You don’t expect Pollock to only appear in a quarter of these games; he’s not going to be limited exclusively to facing lefties. As long as he’s healthy and productive, he should start against EVERY lefty, and enough righties to put him in a 50/50 timeshare. I think that’s the best-case scenario for him. If he’s thrust into a full-time starting role, I’m guessing we’ll see drastically diminishing returns. But, even at a 50/50-ish split, that’s putting A LOT of trust into Jarred Kelenic figuring it out in his third Major League season, when he’s looked absolutely lost at the plate for 99% of his time in the bigs thus far. For a team that’s expecting a return trip to the playoffs? A team that would ideally like to compete with the Astros for the division title? I don’t think that’s smart.

But, then again, I don’t have a lot of answers here.

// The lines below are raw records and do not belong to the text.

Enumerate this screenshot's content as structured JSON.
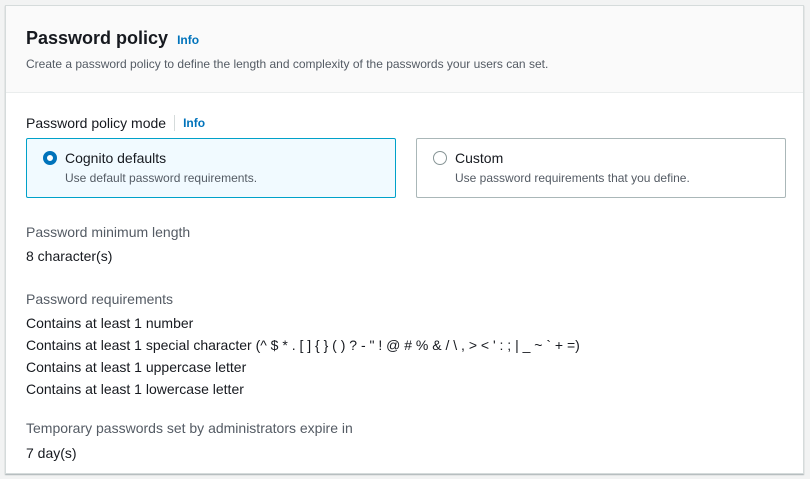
{
  "header": {
    "title": "Password policy",
    "info_label": "Info",
    "description": "Create a password policy to define the length and complexity of the passwords your users can set."
  },
  "mode": {
    "label": "Password policy mode",
    "info_label": "Info",
    "options": [
      {
        "title": "Cognito defaults",
        "description": "Use default password requirements.",
        "selected": true
      },
      {
        "title": "Custom",
        "description": "Use password requirements that you define.",
        "selected": false
      }
    ]
  },
  "min_length": {
    "label": "Password minimum length",
    "value": "8 character(s)"
  },
  "requirements": {
    "label": "Password requirements",
    "items": [
      "Contains at least 1 number",
      "Contains at least 1 special character (^ $ * . [ ] { } ( ) ? - \" ! @ # % & / \\ , > < ' : ; | _ ~ ` + =)",
      "Contains at least 1 uppercase letter",
      "Contains at least 1 lowercase letter"
    ]
  },
  "temporary": {
    "label": "Temporary passwords set by administrators expire in",
    "value": "7 day(s)"
  },
  "colors": {
    "link": "#0073bb",
    "selected_border": "#00a1c9",
    "selected_bg": "#f1faff"
  }
}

I’m a guy who doesn’t want to hand over the keys to 50% of the left field job to Jarred Kelenic, but I’m also a guy who doesn’t want to give up on him either. I guess I’d like him to be a guy who goes into this season as a backup outfielder, who slowly builds up his confidence at the plate over sporadic playing time, until he commands starting time through his achievements. Otherwise, this would be the third year in a row where he’s essentially handed a starting job in this lineup, without actually having to prove he’s capable in regular season, Major League baseball games. What has he done to EARN it, other than be good in the minors, and have one hot Spring Training?

I dunno. The Mariners aren’t done, and won’t be set until we get closer to April. I’m still half-expecting a big move between now and Spring Training. But, so far, I’m not exactly bursting with enthusiasm for the moves to date. I guess I’m just waiting to find out who’s set to disappoint us in the 2023 season. It’s not always the people you expect!

Gun to my head, though, I’m expecting A.J. Pollock to disappoint.